EGM: What’s your view on meal delivery services like Plated or Blue Apron?

AT: I’ve discovered through research that people don’t like to plan— they find planning burdensome. That probably explains the phenomenon of these services, with all the pre-measured ingredients in a box. The box shows up on your doorstep, all the thinking and shopping have been removed, and it’s instructional with just enough “chef-y” touches. I’m not sure yet, but this may be the bridge between the aspirational and reality.

EGM: What trends have you seen in Vermont’s culinary scene over the last two decades?

AT: At NECI in the ’90s, we were trying to build on what the back-to-the-landers had started. Farm-to-table is now our culinary cultural identity. The farm-to-school movement has also been very successful in teaching a whole group of young people to understand where their food comes from. And classes, demonstrations and events like Junior Iron Chef offer kids the opportunity to learn how to prepare it. But will these efforts trump all the other influences in their lives? It’s like any skill: If you don’t practice it regularly, you lose the knack.

Cultural values and practices last as long as we have a commitment to keeping them and transferring them to subsequent generations. Will farm-to-table endure? What about our reliance on processed foods and the food service industry? Neither is going away. We make these compromises every single day, between the idea of what we want and what we actually do. 

EGM: Tell me about Windfall Orchard.

AT: We moved here in 2002. The orchard has 80 varieties of heirloom apples along with pears, plums, cherries and other small fruits. My husband, Brad, oversees the orchard and makes hard and ice cider and perry. We press the fruit here and process the juice into cider in collaboration with Eden Cider in Newport. We sell it under the Windfall Orchard label. We just designed and built a pizza oven with a friend and plan on doing pop-up dinners and other events here.

EGM: Influences in your own life?

AT: I loved reading M. F. K. Fisher and Calvin Trillin, food writing pioneers who explored food and how it impacts our human experience. Of course I loved Julia Child, and Brad and I love Yotam Ottolenghi’s bright saturated flavors. And since I’m a baker, I refer to Tartine. Laura Shapiro is a culinary historian and food journalist, and I enjoy her combination of scholarly and accessible writing. She challenges conventional wisdoms about how we think about food. 

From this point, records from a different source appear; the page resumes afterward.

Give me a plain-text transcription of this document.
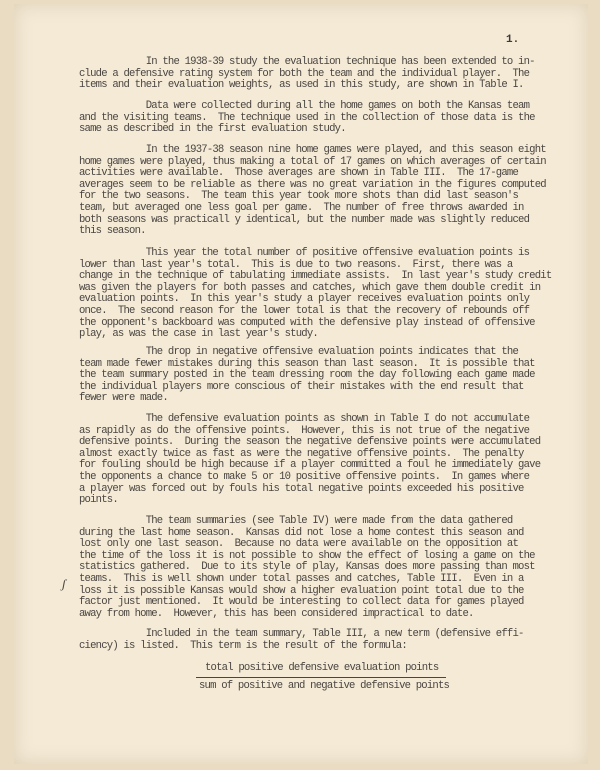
1.
In the 1938-39 study the evaluation technique has been extended to in-
clude a defensive rating system for both the team and the individual player.  The
items and their evaluation weights, as used in this study, are shown in Table I.
Data were collected during all the home games on both the Kansas team
and the visiting teams.  The technique used in the collection of those data is the
same as described in the first evaluation study.
In the 1937-38 season nine home games were played, and this season eight
home games were played, thus making a total of 17 games on which averages of certain
activities were available.  Those averages are shown in Table III.  The 17-game
averages seem to be reliable as there was no great variation in the figures computed
for the two seasons.  The team this year took more shots than did last season's
team, but averaged one less goal per game.  The number of free throws awarded in
both seasons was practicall y identical, but the number made was slightly reduced
this season.
This year the total number of positive offensive evaluation points is
lower than last year's total.  This is due to two reasons.  First, there was a
change in the technique of tabulating immediate assists.  In last year's study credit
was given the players for both passes and catches, which gave them double credit in
evaluation points.  In this year's study a player receives evaluation points only
once.  The second reason for the lower total is that the recovery of rebounds off
the opponent's backboard was computed with the defensive play instead of offensive
play, as was the case in last year's study.
The drop in negative offensive evaluation points indicates that the
team made fewer mistakes during this season than last season.  It is possible that
the team summary posted in the team dressing room the day following each game made
the individual players more conscious of their mistakes with the end result that
fewer were made.
The defensive evaluation points as shown in Table I do not accumulate
as rapidly as do the offensive points.  However, this is not true of the negative
defensive points.  During the season the negative defensive points were accumulated
almost exactly twice as fast as were the negative offensive points.  The penalty
for fouling should be high because if a player committed a foul he immediately gave
the opponents a chance to make 5 or 10 positive offensive points.  In games where
a player was forced out by fouls his total negative points exceeded his positive
points.
The team summaries (see Table IV) were made from the data gathered
during the last home season.  Kansas did not lose a home contest this season and
lost only one last season.  Because no data were available on the opposition at
the time of the loss it is not possible to show the effect of losing a game on the
statistics gathered.  Due to its style of play, Kansas does more passing than most
teams.  This is well shown under total passes and catches, Table III.  Even in a
loss it is possible Kansas would show a higher evaluation point total due to the
factor just mentioned.  It would be interesting to collect data for games played
away from home.  However, this has been considered impractical to date.
Included in the team summary, Table III, a new term (defensive effi-
ciency) is listed.  This term is the result of the formula:
ʃ
total positive defensive evaluation points
sum of positive and negative defensive points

EGM: How do you cook at home?

AT: Brad is trained as a chef. We met at NECI where he was a chef instructor; he then worked at Middlebury College for many years. When I took the job at UVM, I became a commuter, and since he’s been working from home now with the orchard and cider business, he tends to handle more of the weekday cooking. But I still cook, both during the week and on the weekends. Where we are in our lives often determines when, why and how we cook.

EGM: An ideal weekend?

AT: On the weekends, we have our cider booth at the farmers’ market. But we make big meals and invite people over. One of my greatest pleasures is to imagine a meal and pull it together. Sharing a meal is one of the deepest ways to connect as humans.